78      Premièrement, s’agissant de l’argument soulevé par la requérante quant à la violation du principe de bonne administration, qui découlerait de la violation par la Commission de son obligation d’examen avec soin et impartialité de tous les éléments pertinents du cas d’espèce et, plus précisément, de l’absence de rejet de l’offre de l’attributaire en tant qu’offre anormalement basse, il suffit de constater que, nonobstant l’absence de qualification de ladite offre par la Commission d’offre anormalement basse, celle-ci a fait preuve de diligence dans l’examen de l’offre de l’attributaire. En effet, ainsi que le Tribunal l’a relevé au point 64 ci-dessus, dans sa lettre du 3 décembre 2007, la Commission a demandé à l’attributaire de confirmer que son offre respectait la législation applicable et, en particulier, qu’elle ne vendait pas à perte. Partant, en l’absence d’autres éléments soulevés par la requérante à l’appui de l’argument pris de la violation du principe de bonne administration quant à l’examen de l’offre de l’attributaire, il y a lieu de rejeter ce dernier comme non fondé.

79      Deuxièmement, s’agissant de l’argument de la requérante relatif à la possibilité de contestation éventuelle de la validité du contrat conclu entre la Commission et l’attributaire devant les juridictions belges, il convient de constater qu’il n’a pas trait à la légalité de la décision attaquée, intervenue dans le cadre de la procédure de passation de marché en cause, mais à la légalité du contrat qui en résultera. Il s’ensuit qu’il convient de rejeter cet argument.

80      Il découle de l’ensemble des considérations qui précèdent qu’il y a lieu de rejeter le second moyen.
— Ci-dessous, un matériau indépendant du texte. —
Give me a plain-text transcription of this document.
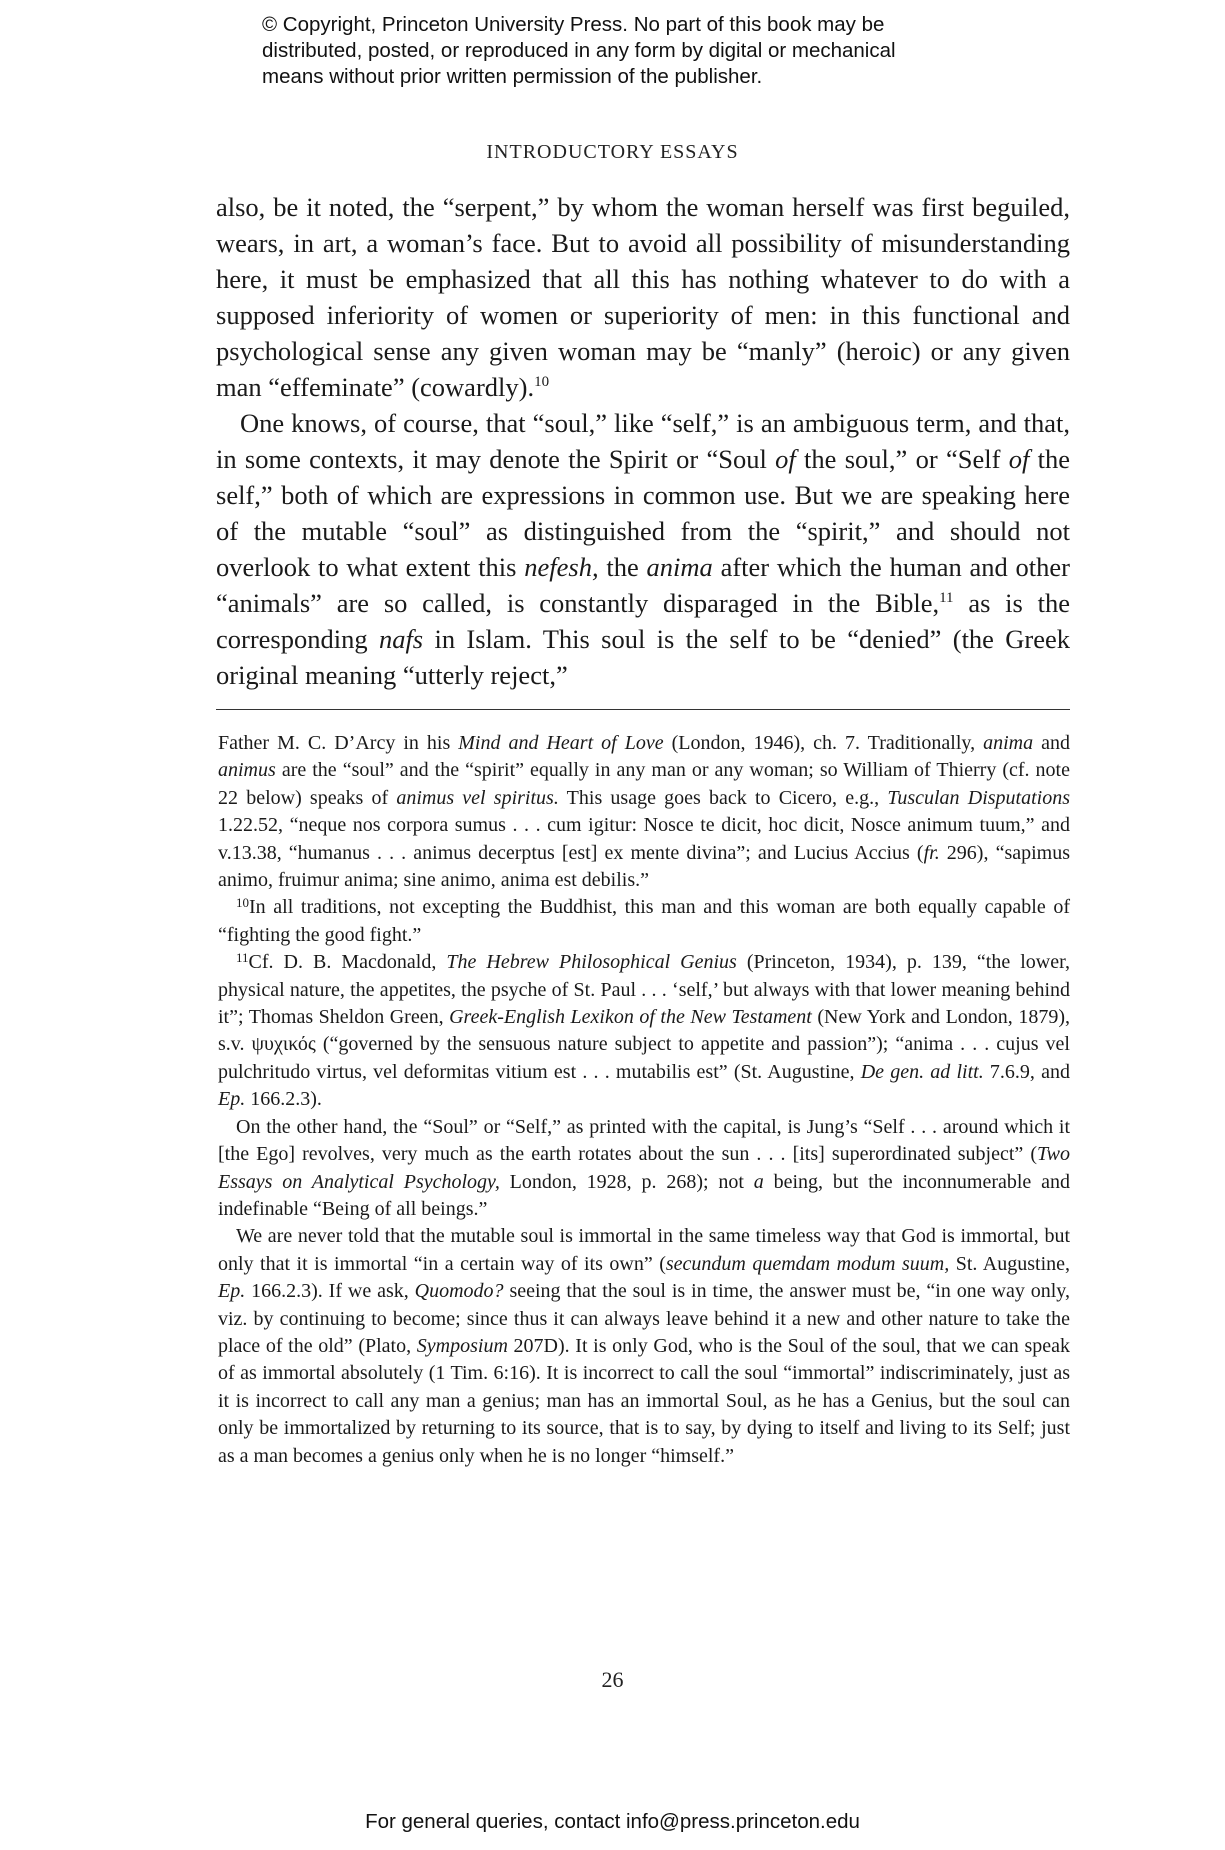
© Copyright, Princeton University Press. No part of this book may be
distributed, posted, or reproduced in any form by digital or mechanical
means without prior written permission of the publisher.
INTRODUCTORY ESSAYS

also, be it noted, the “serpent,” by whom the woman herself was first beguiled, wears, in art, a woman’s face. But to avoid all possibility of misunderstanding here, it must be emphasized that all this has nothing whatever to do with a supposed inferiority of women or superiority of men: in this functional and psychological sense any given woman may be “manly” (heroic) or any given man “effeminate” (cowardly).$^{10}$

One knows, of course, that “soul,” like “self,” is an ambiguous term, and that, in some contexts, it may denote the Spirit or “Soul of the soul,” or “Self of the self,” both of which are expressions in common use. But we are speaking here of the mutable “soul” as distinguished from the “spirit,” and should not overlook to what extent this nefesh, the anima after which the human and other “animals” are so called, is constantly disparaged in the Bible,$^{11}$ as is the corresponding nafs in Islam. This soul is the self to be “denied” (the Greek original meaning “utterly reject,”

Father M. C. D’Arcy in his Mind and Heart of Love (London, 1946), ch. 7. Traditionally, anima and animus are the “soul” and the “spirit” equally in any man or any woman; so William of Thierry (cf. note 22 below) speaks of animus vel spiritus. This usage goes back to Cicero, e.g., Tusculan Disputations 1.22.52, “neque nos corpora sumus . . . cum igitur: Nosce te dicit, hoc dicit, Nosce animum tuum,” and v.13.38, “humanus . . . animus decerptus [est] ex mente divina”; and Lucius Accius (fr. 296), “sapimus animo, fruimur anima; sine animo, anima est debilis.”

$^{10}$In all traditions, not excepting the Buddhist, this man and this woman are both equally capable of “fighting the good fight.”

$^{11}$Cf. D. B. Macdonald, The Hebrew Philosophical Genius (Princeton, 1934), p. 139, “the lower, physical nature, the appetites, the psyche of St. Paul . . . ‘self,’ but always with that lower meaning behind it”; Thomas Sheldon Green, Greek-English Lexikon of the New Testament (New York and London, 1879), s.v. ψυχικός (“governed by the sensuous nature subject to appetite and passion”); “anima . . . cujus vel pulchritudo virtus, vel deformitas vitium est . . . mutabilis est” (St. Augustine, De gen. ad litt. 7.6.9, and Ep. 166.2.3).

On the other hand, the “Soul” or “Self,” as printed with the capital, is Jung’s “Self . . . around which it [the Ego] revolves, very much as the earth rotates about the sun . . . [its] superordinated subject” (Two Essays on Analytical Psychology, London, 1928, p. 268); not a being, but the inconnumerable and indefinable “Being of all beings.”

We are never told that the mutable soul is immortal in the same timeless way that God is immortal, but only that it is immortal “in a certain way of its own” (secundum quemdam modum suum, St. Augustine, Ep. 166.2.3). If we ask, Quomodo? seeing that the soul is in time, the answer must be, “in one way only, viz. by continuing to become; since thus it can always leave behind it a new and other nature to take the place of the old” (Plato, Symposium 207D). It is only God, who is the Soul of the soul, that we can speak of as immortal absolutely (1 Tim. 6:16). It is incorrect to call the soul “immortal” indiscriminately, just as it is incorrect to call any man a genius; man has an immortal Soul, as he has a Genius, but the soul can only be immortalized by returning to its source, that is to say, by dying to itself and living to its Self; just as a man becomes a genius only when he is no longer “himself.”

26
For general queries, contact info@press.princeton.edu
b)     Sur le premier moyen, tiré d’une violation de l’obligation de motivation

 Arguments des parties

81      La requérante fait valoir que la décision attaquée n’est pas correctement motivée, tant quant à la forme que quant au fond.

82      Premièrement, la requérante fait observer qu’elle avait expressément attiré l’attention de la Commission, d’une part, quant à l’application de l’article 40 de la loi belge sur les pratiques du commerce à la procédure d’appel d’offres en cause et, d’autre part, quant au fait que, dans son offre, elle proposait le montant de réduction le plus élevé possible au vu de l’interdiction de vendre à perte prévue par cet article. Or, nonobstant l’obligation qui lie la Commission d’examiner avec soin et impartialité tous les éléments pertinents du cas d’espèce, ni la décision attaquée ni le compte rendu de la réunion de débriefing ne contiendraient une motivation s’agissant de ce fait pertinent et il n’en ressortirait pas davantage que la Commission en a tenu compte. Partant, la décision attaquée serait motivée de manière trop étroite ou trop vague ou trop peu claire. La Commission aurait donc violé l’obligation générale de motivation et l’article 18 du code européen de bonne conduite administrative, approuvé par résolution du Parlement européen du 6 septembre 2001 (JO 2002, C 72 E, p. 331, ci-après le « code de bonne conduite »).

83      Deuxièmement, la requérante soutient que la Commission a également manqué à son obligation, prévue à l’article 18, paragraphe 2, du code de bonne conduite, de motiver individuellement la décision attaquée quant à l’application de l’article 40 de la loi belge sur les pratiques du commerce.

84      Troisièmement, il ne ressortirait pas de la motivation de la décision attaquée que le principe d’égalité de traitement, tel que visé à l’article 5 du code de bonne conduite, a effectivement été respecté par la Commission s’agissant de l’application de l’article 40 de la loi belge sur les pratiques du commerce. Partant, ladite motivation serait fondamentalement insuffisante.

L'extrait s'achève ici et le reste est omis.